The Israel National News report observed that the Islamic Republic’s habitual response to crisis — the calibrated use of violence — is now freighted with unprecedented risk. In previous uprisings, the leadership could calculate that mass arrests and lethal force would eventually restore quiescence. Today, however, every casualty reverberates beyond Iran’s borders, scrutinized by adversaries who openly weigh the merits of intervention.

This confluence of domestic fragility and external menace has ushered in what Iranian officials themselves describe as a survival phase. It is a period defined less by grand strategy than by improvisation, as Tehran oscillates between displays of military resolve and halting gestures toward restraint. Whether this balancing act can be sustained remains doubtful.

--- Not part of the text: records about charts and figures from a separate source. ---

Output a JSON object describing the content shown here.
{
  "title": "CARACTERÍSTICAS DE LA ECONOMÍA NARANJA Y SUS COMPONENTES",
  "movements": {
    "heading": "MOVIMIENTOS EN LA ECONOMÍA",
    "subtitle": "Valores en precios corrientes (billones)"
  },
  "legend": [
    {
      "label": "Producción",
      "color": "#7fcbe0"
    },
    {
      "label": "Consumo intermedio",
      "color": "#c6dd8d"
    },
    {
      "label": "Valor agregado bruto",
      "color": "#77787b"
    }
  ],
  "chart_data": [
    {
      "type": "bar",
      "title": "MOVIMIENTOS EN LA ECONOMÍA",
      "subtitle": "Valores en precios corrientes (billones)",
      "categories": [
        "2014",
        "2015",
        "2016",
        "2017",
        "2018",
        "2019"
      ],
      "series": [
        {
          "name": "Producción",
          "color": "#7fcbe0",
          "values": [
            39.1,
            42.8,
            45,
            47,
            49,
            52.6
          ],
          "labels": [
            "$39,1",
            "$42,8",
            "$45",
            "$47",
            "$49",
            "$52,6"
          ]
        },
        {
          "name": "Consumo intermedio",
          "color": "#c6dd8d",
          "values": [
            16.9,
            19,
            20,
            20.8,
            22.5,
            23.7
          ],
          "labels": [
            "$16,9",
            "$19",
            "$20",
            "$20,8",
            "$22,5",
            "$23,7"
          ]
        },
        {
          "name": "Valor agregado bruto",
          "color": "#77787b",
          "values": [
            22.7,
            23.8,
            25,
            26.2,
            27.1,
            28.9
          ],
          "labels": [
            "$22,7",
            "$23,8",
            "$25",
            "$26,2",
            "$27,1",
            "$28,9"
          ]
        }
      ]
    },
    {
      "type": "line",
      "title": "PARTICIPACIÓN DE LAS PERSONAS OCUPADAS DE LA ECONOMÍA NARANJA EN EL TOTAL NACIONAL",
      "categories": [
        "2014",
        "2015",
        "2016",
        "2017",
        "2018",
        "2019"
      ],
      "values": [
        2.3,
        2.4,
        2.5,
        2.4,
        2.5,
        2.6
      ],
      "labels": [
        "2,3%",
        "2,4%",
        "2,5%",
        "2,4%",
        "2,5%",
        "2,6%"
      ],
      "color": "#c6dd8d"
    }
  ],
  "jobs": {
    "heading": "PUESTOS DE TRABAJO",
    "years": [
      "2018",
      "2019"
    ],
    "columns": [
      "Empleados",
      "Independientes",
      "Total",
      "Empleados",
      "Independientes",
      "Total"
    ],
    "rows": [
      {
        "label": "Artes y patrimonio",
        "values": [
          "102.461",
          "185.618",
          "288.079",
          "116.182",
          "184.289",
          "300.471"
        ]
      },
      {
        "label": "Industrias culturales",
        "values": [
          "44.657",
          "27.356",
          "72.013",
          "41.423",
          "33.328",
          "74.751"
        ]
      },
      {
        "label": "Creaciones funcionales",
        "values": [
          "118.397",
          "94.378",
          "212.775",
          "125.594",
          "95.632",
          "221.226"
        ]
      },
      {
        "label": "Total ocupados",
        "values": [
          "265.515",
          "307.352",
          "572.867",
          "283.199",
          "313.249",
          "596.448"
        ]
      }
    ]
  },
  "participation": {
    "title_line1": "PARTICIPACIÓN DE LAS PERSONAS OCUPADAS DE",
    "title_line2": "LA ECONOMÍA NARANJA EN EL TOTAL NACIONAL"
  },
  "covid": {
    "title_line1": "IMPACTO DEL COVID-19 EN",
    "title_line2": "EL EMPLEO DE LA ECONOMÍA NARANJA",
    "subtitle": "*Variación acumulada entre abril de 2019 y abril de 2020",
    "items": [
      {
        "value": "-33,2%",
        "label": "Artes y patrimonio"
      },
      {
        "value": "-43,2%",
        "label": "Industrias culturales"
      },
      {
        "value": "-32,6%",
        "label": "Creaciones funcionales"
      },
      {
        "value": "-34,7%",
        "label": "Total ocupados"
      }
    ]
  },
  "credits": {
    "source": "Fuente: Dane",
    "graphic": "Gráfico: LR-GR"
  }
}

As the Israel National News report indicated, the regime’s predicament is not simply that it faces protests or threats in isolation, but that these pressures are reinforcing one another, compressing the space in which Iran’s rulers can maneuver.

In the end, the Islamic Republic’s greatest vulnerability may not lie in the chants echoing through its bazaars or the missiles streaking across its skies, but in the erosion of its aura of inevitability. A government that once seemed unassailable now grapples openly with the specter of collapse — uncertain whether its next move will quell rebellion, invite reprisal, or hasten the reckoning it has spent decades deferring.